Un ejemplo claro de lo anterior, es lo que está pasando de manera positiva en términos de innovación. Esas instituciones internacionales valoran el metrocable, las escaleras eléctricas, por supuesto la reducción de homicidios y el intangible de la Cultura Metro como grandes innovaciones, pero en el contexto general valoran fuertemente cómo Medellín logró reinventarse, pasar de ser una ciudad inviable a una ciudad más próspera y con mayor futuro. De igual manera, expertos globales en ecosistemas de innovación como Greg Horowitt, resalta de manera permanente el avance de nuestra ciudad en términos del sistema de innovación, del número de fondos de capital de riesgo, de nuevas startups y spinoffs emergiendo y que están siendo apoyadas, de nuevas capacidades institucionales en propiedad intelectual, vigilancia tecnológica e inteligencia competitiva, transferencia tecnológica, gestión de la innovación, etc. Gran parte de lo que menciono, para muchos es un intangible, pero para quienes vivimos a diario las lógicas de nuestro ecosistema sabemos que los avances han sido muy importantes. Y para colocarlo en el terreno de lo concreto, bastaría con decir que Medellín hoy ocupa el quinto puesto en innovación en Latinoamérica según 2Thinknow, firma experta en innovación y que mide 450 ciudades y más de 200 variables. Estamos apenas detrás de Sao Paulo, Ciudad de México, Río de Janeiro, Buenos Aires, todas ciudades capitales con más de 8 millones de habitantes.

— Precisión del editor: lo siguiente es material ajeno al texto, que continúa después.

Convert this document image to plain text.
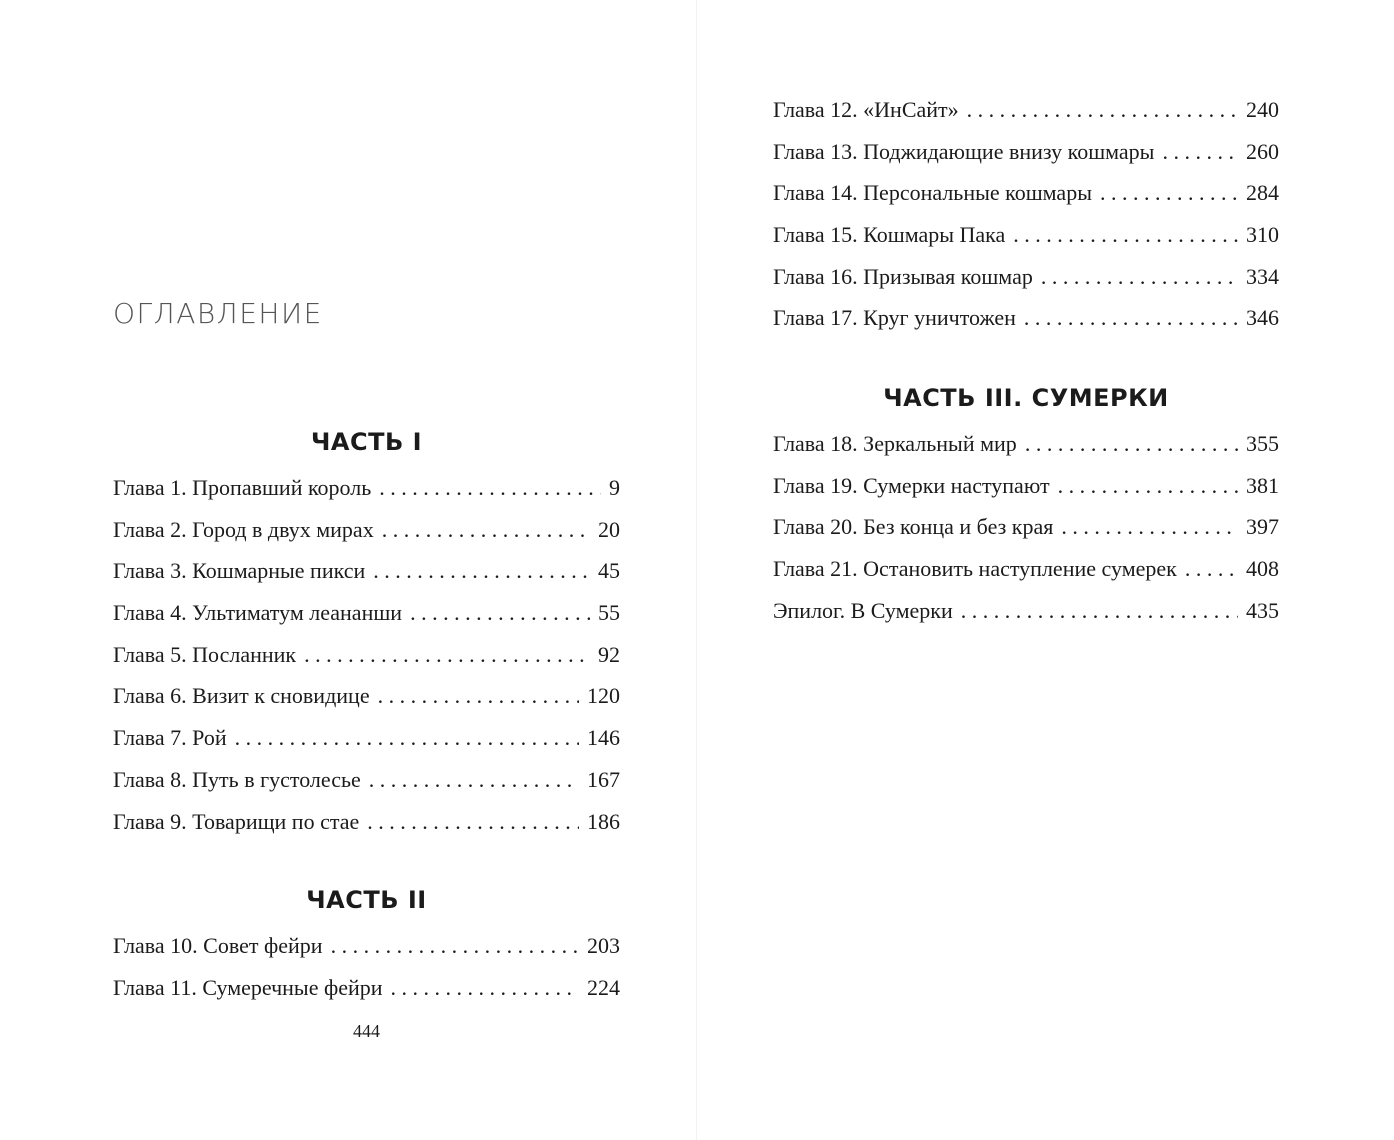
ОГЛАВЛЕНИЕ
ЧАСТЬ I
Глава 1. Пропавший король . . .	9
Глава 2. Город в двух мирах . . .	20
Глава 3. Кошмарные пикси . . .	45
Глава 4. Ультиматум леананши . . .	55
Глава 5. Посланник . . .	92
Глава 6. Визит к сновидице . . .	120
Глава 7. Рой . . .	146
Глава 8. Путь в густолесье . . .	167
Глава 9. Товарищи по стае . . .	186
ЧАСТЬ II
Глава 10. Совет фейри . . .	203
Глава 11. Сумеречные фейри . . .	224

444

Глава 12. «ИнСайт» . . .	240
Глава 13. Поджидающие внизу кошмары . . .	260
Глава 14. Персональные кошмары . . .	284
Глава 15. Кошмары Пака . . .	310
Глава 16. Призывая кошмар . . .	334
Глава 17. Круг уничтожен . . .	346
ЧАСТЬ III. СУМЕРКИ
Глава 18. Зеркальный мир . . .	355
Глава 19. Сумерки наступают . . .	381
Глава 20. Без конца и без края . . .	397
Глава 21. Остановить наступление сумерек . . .	408
Эпилог. В Сумерки . . .	435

Para medir el desempeño de una ciudad no solo deben evaluarse las obras físicas y tangibles. El hormigón y el cemento transforman las ciudades, pero apoyar a los habitantes de una ciudad con la posibilidad de cumplir sus sueños no solo transforma las ciudades sino también las sociedades. A esto último le estamos apuntando con intangibles como puede ser en algunos casos la innovación. Por eso creo que el título la ciudad más innovadora del mundo debe ser un orgullo y no una crítica como algunos la quieren hacer sentir. Es insólito que nos den los premios y nosotros mismos seamos quienes los subestimamos. Después de todo, los grandes cambios nacen siempre de un concepto, apenas una idea en la que alguien creyó.